Virgin Galactic is more focused on the usual space - Matt Hartman / AP / SIPA

Towards infinity and beyond, and in fifth gear please. Space company Virgin Galactic on Monday announced a preliminary partnership with engine maker Rolls Royce to build an airliner capable of flying at three times the speed of sound.

Only the Concorde, another supersonic plane, had regularly carried passengers in the history of air transport, from 1976 to 2003. Virgin Galactic wants to go faster (Mach 3 instead of Mach 2 for the Concorde), but will have to solve the problems which doomed the Concorde, especially the noise and fuel consumption.

Many challenges to solve

The device imagined by Virgin in images published on Monday is a delta wing capable of accommodating between 9 and 19 passengers, at an altitude of more than 60,000 feet or 18,000 meters, about double the current airliners.

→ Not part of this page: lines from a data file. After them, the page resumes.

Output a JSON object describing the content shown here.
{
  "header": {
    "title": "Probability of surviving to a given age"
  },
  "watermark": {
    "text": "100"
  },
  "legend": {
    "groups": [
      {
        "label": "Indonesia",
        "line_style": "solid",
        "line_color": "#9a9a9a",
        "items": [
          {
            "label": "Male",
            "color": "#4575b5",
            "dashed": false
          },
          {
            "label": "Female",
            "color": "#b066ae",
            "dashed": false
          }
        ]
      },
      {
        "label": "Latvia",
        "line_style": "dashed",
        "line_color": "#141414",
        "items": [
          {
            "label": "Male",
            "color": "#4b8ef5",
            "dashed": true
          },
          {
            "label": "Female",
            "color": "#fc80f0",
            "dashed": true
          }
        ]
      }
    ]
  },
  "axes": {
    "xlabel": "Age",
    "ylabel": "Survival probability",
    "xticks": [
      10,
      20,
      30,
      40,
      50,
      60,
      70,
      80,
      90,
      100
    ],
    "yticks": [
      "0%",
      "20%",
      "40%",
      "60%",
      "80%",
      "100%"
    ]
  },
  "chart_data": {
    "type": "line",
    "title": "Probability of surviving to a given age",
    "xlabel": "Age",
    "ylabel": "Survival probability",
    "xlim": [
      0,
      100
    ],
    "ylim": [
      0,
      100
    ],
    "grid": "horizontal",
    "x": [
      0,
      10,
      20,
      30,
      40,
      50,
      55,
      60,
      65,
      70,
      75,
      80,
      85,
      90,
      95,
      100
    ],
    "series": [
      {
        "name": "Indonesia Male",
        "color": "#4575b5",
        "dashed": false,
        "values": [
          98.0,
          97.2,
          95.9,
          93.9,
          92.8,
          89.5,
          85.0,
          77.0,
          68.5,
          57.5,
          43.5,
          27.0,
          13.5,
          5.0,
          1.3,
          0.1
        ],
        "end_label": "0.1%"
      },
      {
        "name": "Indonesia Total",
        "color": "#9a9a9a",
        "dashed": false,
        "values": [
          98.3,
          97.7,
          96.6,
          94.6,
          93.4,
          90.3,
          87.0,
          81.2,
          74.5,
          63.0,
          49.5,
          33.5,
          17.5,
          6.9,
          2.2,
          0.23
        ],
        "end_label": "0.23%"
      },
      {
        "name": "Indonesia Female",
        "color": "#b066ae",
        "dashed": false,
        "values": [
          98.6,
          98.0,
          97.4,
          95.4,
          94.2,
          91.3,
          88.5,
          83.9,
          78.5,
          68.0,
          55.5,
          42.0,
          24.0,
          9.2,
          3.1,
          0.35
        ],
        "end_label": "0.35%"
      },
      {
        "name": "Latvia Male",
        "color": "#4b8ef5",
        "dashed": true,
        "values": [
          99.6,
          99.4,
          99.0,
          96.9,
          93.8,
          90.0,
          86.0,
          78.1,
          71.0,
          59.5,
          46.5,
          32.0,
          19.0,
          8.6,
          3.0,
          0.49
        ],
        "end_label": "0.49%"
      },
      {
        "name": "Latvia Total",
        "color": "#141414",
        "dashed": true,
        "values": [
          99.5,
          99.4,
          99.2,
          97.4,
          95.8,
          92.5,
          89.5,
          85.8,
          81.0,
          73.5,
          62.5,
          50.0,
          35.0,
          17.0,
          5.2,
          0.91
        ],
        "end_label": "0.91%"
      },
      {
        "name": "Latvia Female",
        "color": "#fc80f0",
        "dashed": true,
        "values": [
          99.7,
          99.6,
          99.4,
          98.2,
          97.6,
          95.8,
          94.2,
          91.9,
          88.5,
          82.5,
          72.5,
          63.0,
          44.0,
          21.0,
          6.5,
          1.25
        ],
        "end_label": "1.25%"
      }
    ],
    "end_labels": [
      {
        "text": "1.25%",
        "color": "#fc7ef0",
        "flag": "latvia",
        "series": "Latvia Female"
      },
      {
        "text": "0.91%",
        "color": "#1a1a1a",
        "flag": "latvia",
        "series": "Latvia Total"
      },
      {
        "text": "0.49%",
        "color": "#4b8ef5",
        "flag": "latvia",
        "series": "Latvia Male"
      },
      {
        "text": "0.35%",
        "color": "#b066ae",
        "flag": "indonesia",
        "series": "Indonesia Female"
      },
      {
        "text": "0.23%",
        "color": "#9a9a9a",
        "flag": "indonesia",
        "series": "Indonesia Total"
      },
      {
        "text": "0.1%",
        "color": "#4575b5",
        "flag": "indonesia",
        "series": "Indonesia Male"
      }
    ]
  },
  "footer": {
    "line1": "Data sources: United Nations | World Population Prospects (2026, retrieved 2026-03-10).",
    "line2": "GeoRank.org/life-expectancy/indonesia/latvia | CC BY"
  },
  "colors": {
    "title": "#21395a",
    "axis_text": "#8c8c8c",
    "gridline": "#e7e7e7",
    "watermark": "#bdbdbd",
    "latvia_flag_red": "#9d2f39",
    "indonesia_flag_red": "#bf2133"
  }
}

It will have to take off and land from existing airport runways.

Virgin Galactic has signed a non-binding memorandum of understanding with Rolls Royce to develop the reactor for the future aircraft. “The team will also work on the challenges represented by thermal management, maintenance, noise, emissions and economic issues associated with routine high-speed flights,” Virgin Galactic said in a statement.

From space to earthly sky

The company has so far been solely in the space tourism niche, thanks to a half-plane, half-rocket device designed to take six passengers at a time to float a few minutes to the edge of space. Test flights have yet to take place in the United States before the start of these commercial space flights. But, listed on the stock market since last year, it is seeking to diversify and in May announced an agreement with NASA to develop “high speed” technologies. 

The American space agency has also been working for decades on the design of a silent supersonic experimental aircraft, the X-59, and a first copy is being built by Lockheed Martin in California. The goal is that the supersonic boom, the tremendous sound of explosion caused by crossing the sound barrier, is little or not audible from the ground.